Peter Strzok and Lisa Page

“Andy” is believed to be Deputy FBI Director Andrew McCabe.

“It’s like an insurance policy in the unlikely event you die before you’re 40,” Strzok wrote.

Rep. Trey Gowdy, a member of the House Judiciary and Intelligence Committees, delivered a blunt assessment yesterday: “The notion that three bureau agents would be conspiring or plotting on how to handle the outcome of the presidential election is the opposite of what you want in an objective, dispassionate and neutral FBI.”

Strzok’s message to Page, who was also his mistress, is one of 375 released on Dec. 12 ahead of a House Judiciary Committee hearing with Deputy Attorney General Rod Rosenstein.

Republicans on the committee pressed Rosenstein on the Aug. 16, 2016 text message, suggesting that Strzok was indicating he planned to prevent Trump from being elected.

Rosenstein said the Justice Department and FBI will soon make Strzok available for an interview with the House Intelligence Committee.

Senate Judiciary Committee chair Chuck Grassley, Iowa Republican, sent a letter to Rosenstein on Dec. 13 inquiring about the text message.

Strzok’s text was sent just after he was selected by Mueller to lead the FBI’s investigation into possible collusion between the Trump campaign and Russia.

In one Oct. 20, 2016 exchange, Strzok called Trump a “f*cking idiot.”

In on Aug. 6 text, Strzok responded to an article shared by Page by replying, “F Trump.”

The pair exchanged another cryptic text message on Aug. 6.

“Maybe you’re meant to stay where you are because you’re meant to protect the country from that menace,” Page wrote.

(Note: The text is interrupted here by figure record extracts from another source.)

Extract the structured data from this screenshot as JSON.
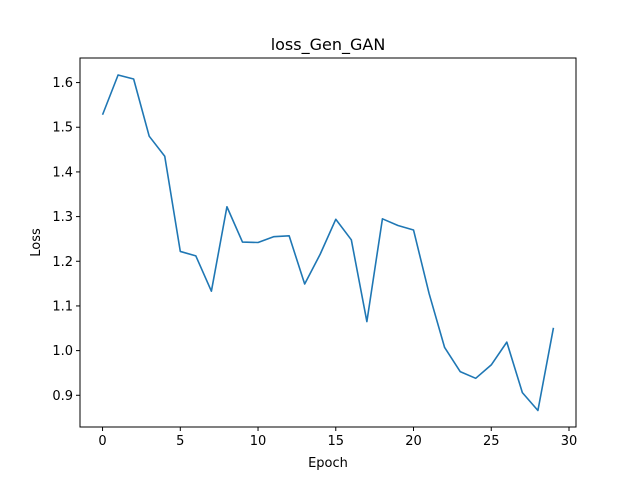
{
  "chart_data": {
    "type": "line",
    "title": "loss_Gen_GAN",
    "xlabel": "Epoch",
    "ylabel": "Loss",
    "xlim": [
      -1.45,
      30.45
    ],
    "ylim": [
      0.829,
      1.655
    ],
    "xticks": [
      0,
      5,
      10,
      15,
      20,
      25,
      30
    ],
    "yticks": [
      0.9,
      1.0,
      1.1,
      1.2,
      1.3,
      1.4,
      1.5,
      1.6
    ],
    "grid": false,
    "series": [
      {
        "color": "#1f77b4",
        "x": [
          0,
          1,
          2,
          3,
          4,
          5,
          6,
          7,
          8,
          9,
          10,
          11,
          12,
          13,
          14,
          15,
          16,
          17,
          18,
          19,
          20,
          21,
          22,
          23,
          24,
          25,
          26,
          27,
          28,
          29
        ],
        "y": [
          1.528,
          1.617,
          1.608,
          1.48,
          1.435,
          1.222,
          1.212,
          1.133,
          1.322,
          1.243,
          1.242,
          1.255,
          1.257,
          1.149,
          1.216,
          1.294,
          1.248,
          1.065,
          1.295,
          1.28,
          1.27,
          1.128,
          1.007,
          0.953,
          0.938,
          0.968,
          1.019,
          0.906,
          0.866,
          1.051
        ]
      }
    ]
  }
}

“I can protect our country at many levels, not sure if that helps,” Strzok replied.

In a March 2, 2016 text Strzok said he would likely vote for Clinton. In another exchange he wrote that if Trump won the Republican primary, Clinton would likely win the presidency. “God Hillary should win 100,000,000 – 0,” he told Page.

Justice Department Inspector General Michael Horowitz said that his office obtained the text messages from the FBI on July 20. A week later, he met with Mueller and Rosenstein to inform them of the politically-charged texts.

Strzok was “immediately” removed from the investigation after Mueller was told of the texts.

Strzok also conducted many of the biggest interviews in the investigation into former Secretary of State Hillary Clinton’s mishandling of classified material, including with Clinton and her top aides, Huma Abedin and Cheryl Mills.

“After finding a number of politically-oriented text messages between Page and Strzok, the OIG sought from the FBI all text messages between Strzok and Page from their FBI-issued phones through November 30, 2016, which covered the entire period of the Clinton e-mail server investigation,” Horowitz said in a letter to Grassley.

Many Democrats who supported Clinton and blamed then-FBI Director James Comey for her election loss were fully supportive of investigating the FBI’s behavior during the campaign.

“This is highly encouraging and to be expected given Director Comey’s drastic deviation from Justice Department protocol,” Clinton campaign communications director Brian Fallon said in January. “A probe of this sort, however long it takes to conduct, is utterly necessary in order to take the first step to restore the FBI’s reputation as a non-partisan institution.”